By Benjamin D. Andreozzi of Andreozzi + Foote posted in Sexual Abuse on Wednesday, September 5, 2018.
In recent weeks there has been much discussion about a compensation fund that would be set up by the Catholic Church in Pennsylvania to pay victims of child sexual abuse. The idea of the fund comes at a time when the church is under fire by the recent statewide grand jury report. In the report, the grand jury recommended a change in the civil statute of limitations that would revive previously expired claims made by victims of child sexual abuse.
The creation of such a fund is not a new idea. It was recently implemented in New York. On it’s face, the fund sounds like a great idea. The settlement fund’s proponents argue that it provides millions of dollars to victims without having to go through the sometimes long and arduous litigation process. While it is true, the fund can be a quick way to resolve a claim, the funds drawbacks outweigh its benefits.
These “Funds” Are “Underfunded”
The Archdiocese of New York, and several Diocese throughout the state, recently set up a fund, similar to that which is being proposed in Pennsylvania. The Archdiocese of New York, no doubt the wealthiest in the state, paid $40 million to 189 victims – an average of $211,640 per victim. The other Dioceses in the state of New York paid far less than the $211,640 per victim average settlement. These settlement were much closer to $100,000 or less for the average victim.
Compare and contrast that with other sexual abuse settlements throughout the country which were settled after the victims were able to file lawsuits following the passage of a civil window that allowed victims to bring civil lawsuits. The Archdiocese of San Diego paid $198 million to 144 victims – an average of $1,375,000 per settlement. The Archdiocese of Los Angeles paid $660 million to 508 victims – an average of $1,299,212 per settlement. Although California is often an outlier which can be difficult to use for purposes of comparison, consider the Archdiocese of St. Paul and Minneapolis who last year entered into a settlement of $210 million for 450 victims – an average of $466,666 per victim. In 2011, a state neighboring Pennsylvania opened up a window for sexual abuse survivors to bring claims resulting in settlements averaging $513,000 per victim.
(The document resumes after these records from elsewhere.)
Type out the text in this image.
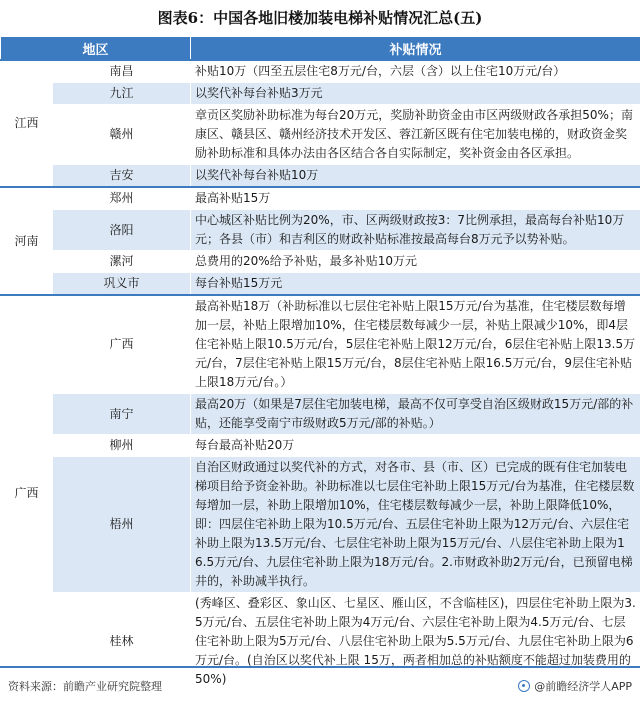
图表6：中国各地旧楼加装电梯补贴情况汇总(五)
地区		补贴情况
江西	南昌	补贴10万（四至五层住宅8万元/台，六层（含）以上住宅10万元/台）
	九江	以奖代补每台补贴3万元
	赣州	章贡区奖励补助标准为每台20万元，奖励补助资金由市区两级财政各承担50%；南康区、赣县区、赣州经济技术开发区、蓉江新区既有住宅加装电梯的，财政资金奖励补助标准和具体办法由各区结合各自实际制定，奖补资金由各区承担。
	吉安	以奖代补每台补贴10万
河南	郑州	最高补贴15万
	洛阳	中心城区补贴比例为20%，市、区两级财政按3：7比例承担，最高每台补贴10万元；各县（市）和吉利区的财政补贴标准按最高每台8万元予以势补贴。
	漯河	总费用的20%给予补贴，最多补贴10万元
	巩义市	每台补贴15万元
广西	广西	最高补贴18万（补助标准以七层住宅补贴上限15万元/台为基准，住宅楼层数每增加一层，补贴上限增加10%，住宅楼层数每减少一层，补贴上限减少10%，即4层住宅补贴上限10.5万元/台，5层住宅补贴上限12万元/台，6层住宅补贴上限13.5万元/台，7层住宅补贴上限15万元/台，8层住宅补贴上限16.5万元/台，9层住宅补贴上限18万元/台。）
	南宁	最高20万（如果是7层住宅加装电梯，最高不仅可享受自治区级财政15万元/部的补贴，还能享受南宁市级财政5万元/部的补贴。）
	柳州	每台最高补贴20万
	梧州	自治区财政通过以奖代补的方式，对各市、县（市、区）已完成的既有住宅加装电梯项目给予资金补助。补助标准以七层住宅补助上限15万元/台为基准，住宅楼层数每增加一层，补助上限增加10%，住宅楼层数每减少一层，补助上限降低10%，即：四层住宅补助上限为10.5万元/台、五层住宅补助上限为12万元/台、六层住宅补助上限为13.5万元/台、七层住宅补助上限为15万元/台、八层住宅补助上限为16.5万元/台、九层住宅补助上限为18万元/台。2.市财政补助2万元/台，已预留电梯井的，补助减半执行。
	桂林	(秀峰区、叠彩区、象山区、七星区、雁山区，不含临桂区)，四层住宅补助上限为3.5万元/台、五层住宅补助上限为4万元/台、六层住宅补助上限为4.5万元/台、七层住宅补助上限为5万元/台、八层住宅补助上限为5.5万元/台、九层住宅补助上限为6万元/台。(自治区以奖代补上限 15万，两者相加总的补贴额度不能超过加装费用的50%)
资料来源：前瞻产业研究院整理	@前瞻经济学人APP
In that case, the Diocese of Wilmington, Delaware, paid $77 million to 150 victims.
So, what does this information tell us about how much a voluntary fund pays victims compared to a settlement that is reached after victims are allowed to file lawsuits? It is pretty safe to assume that the victims who participated in the New York voluntary fund program received less than 25% of what victims in other states received who were permitted bring civil lawsuits.
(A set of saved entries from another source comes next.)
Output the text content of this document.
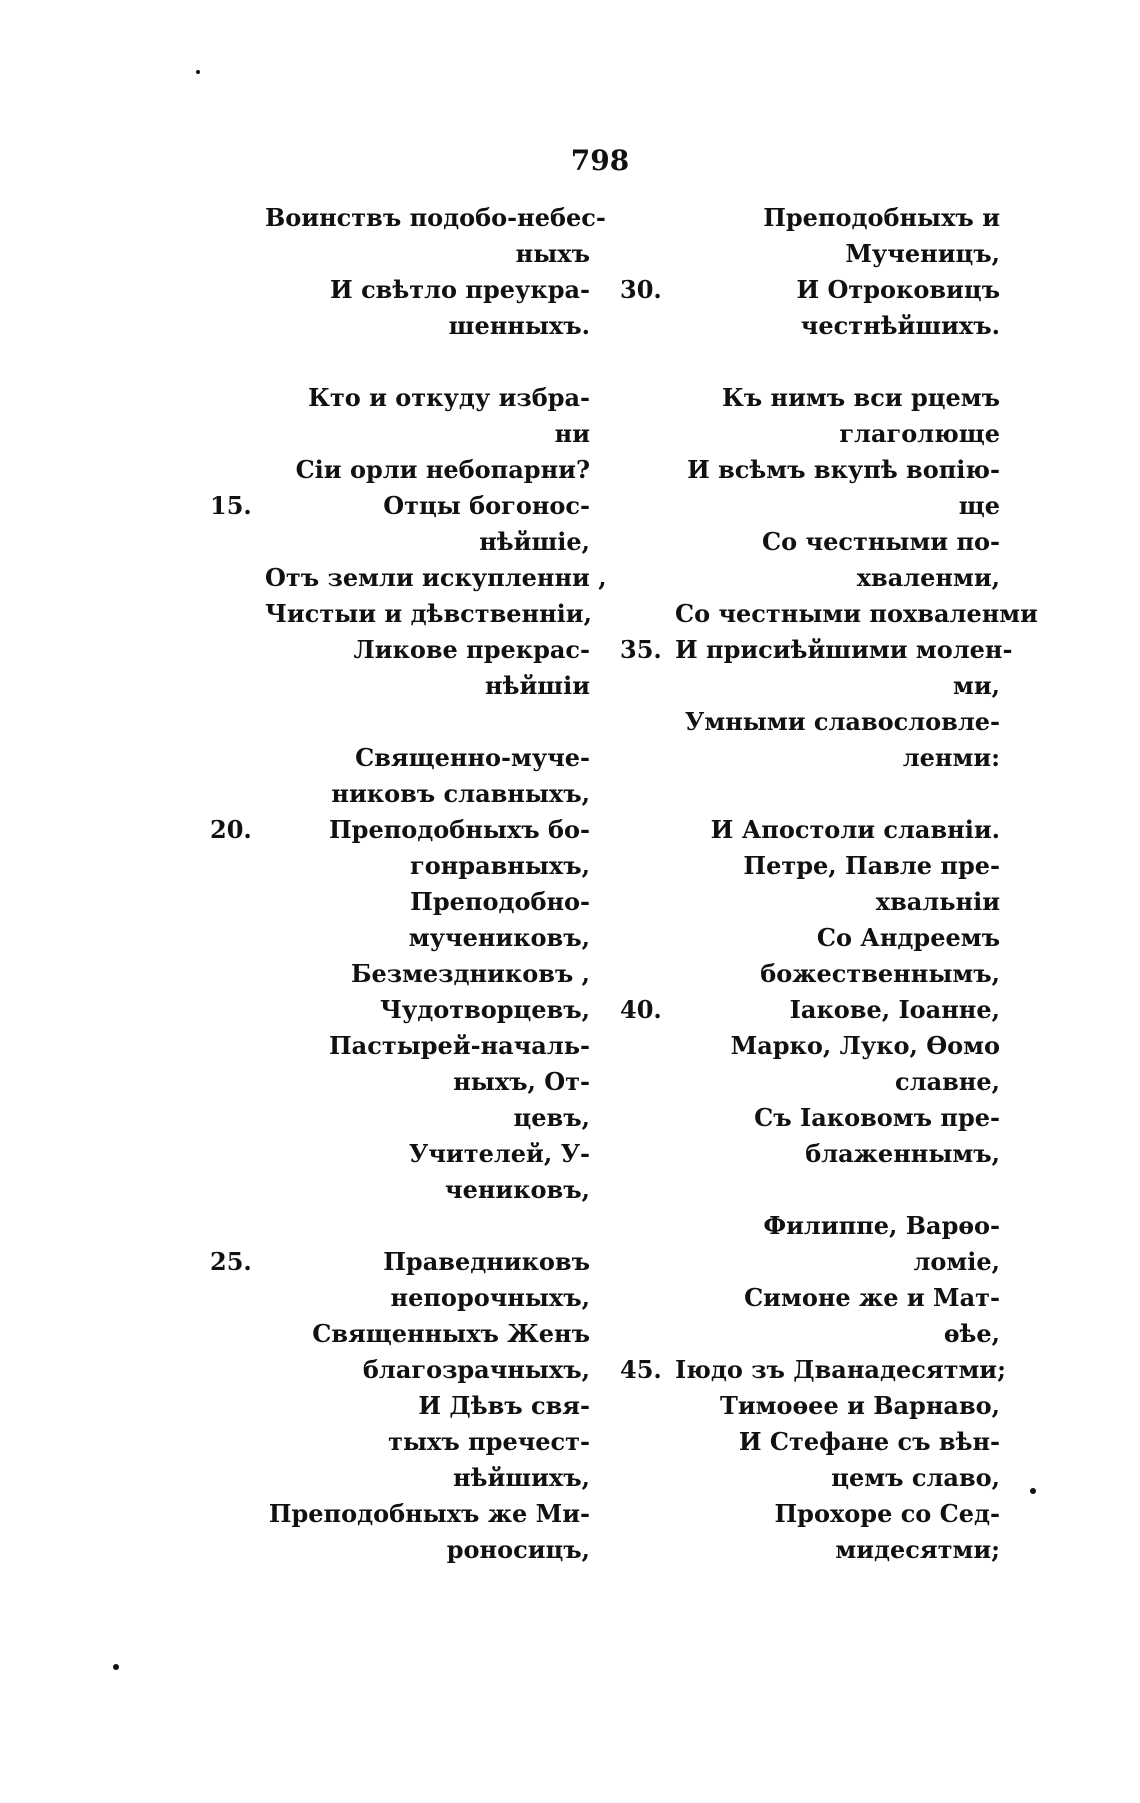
798
Воинствъ подобо-небес-
ныхъ
И свѣтло преукра-
шенныхъ.
Кто и откуду избра-
ни
Сіи орли небопарни?
15.	Отцы богонос-
нѣйшіе,
Отъ земли искупленни ,
Чистыи и дѣвственніи,
Ликове прекрас-
нѣйшіи
Священно-муче-
никовъ славныхъ,
20.	Преподобныхъ бо-
гонравныхъ,
Преподобно-
мучениковъ,
Безмездниковъ ,
Чудотворцевъ,
Пастырей-началь-
ныхъ, От-
цевъ,
Учителей, У-
чениковъ,
25.	Праведниковъ
непорочныхъ,
Священныхъ Женъ
благозрачныхъ,
И Дѣвъ свя-
тыхъ пречест-
нѣйшихъ,
Преподобныхъ же Ми-
роносицъ,
Преподобныхъ и
Мученицъ,
30.	И Отроковицъ
честнѣйшихъ.
Къ нимъ вси рцемъ
глаголюще
И всѣмъ вкупѣ вопію-
ще
Со честными по-
хваленми,
Со честными похваленми
35. И присиѣйшими молен-
ми,
Умными славословле-
ленми:
И Апостоли славніи.
Петре, Павле пре-
хвальніи
Со Андреемъ
божественнымъ,
40.	Іакове, Іоанне,
Марко, Луко, Ѳомо
славне,
Съ Іаковомъ пре-
блаженнымъ,
Филиппе, Варѳо-
ломіе,
Симоне же и Мат-
ѳѣе,
45. Іюдо зъ Дванадесятми;
Тимоѳее и Варнаво,
И Стефане съ вѣн-
цемъ славо,
Прохоре со Сед-
мидесятми;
Many Survivors Want More Than a Check
Compensation in the form of money is certainly helpful to victims of child sexual abuse. A great deal of research reveals that victims of childhood sexual abuse need considerable resources to help them pay for medical costs, therapy and mental health treatment, and other deficits which result from lost educational and occupational opportunities. However, when it comes to the holistic recovery from sexual abuse, money is just one piece of the puzzle.
Civil lawsuits afford victims the opportunity to confront their abusers and those responsible for enabling their abuse. They can do so in a controlled setting when they are ready, and in the manner that they choose. The litigation process can be a powerful vehicle which provides survivors with the answers to questions they have contemplated since the abuse happened – why did you do this to me? Who knew about this? Was it preventable? Good sexual abuse civil lawyers will videotape depositions of the witnesses they confront in their case and allow their clients to watch the process unfold and participate to the extent they wish to do so.
This process can be incredibly cathartic and a vital step in the recovery process for survivors. When victims are abused many feel that someone has taken power away from them. When they use the civil justice system to seek accountability they are reclaiming the power which was taken from them. Experiencing this shifting power dynamic can be even more important than the financial recovery.
This is Not Just About the Catholic Church
The most obvious reason the creation of a fund is not an adequate substitute for allowing victims of sexual abuse to pursue civil claims is because it leaves the overwhelming majority of victims in the dark. While the Catholic Church’s sexual abuse epidemic is considerable, it is just one institution. A fund created by the church will do nothing for those abused in other religious organizations or those who suffered in other institutional settings. A comprehensive change to the statute of limitations, which includes a retroactive window, is the only way to obtain far reaching justice for all of those impacted by sexual abuse.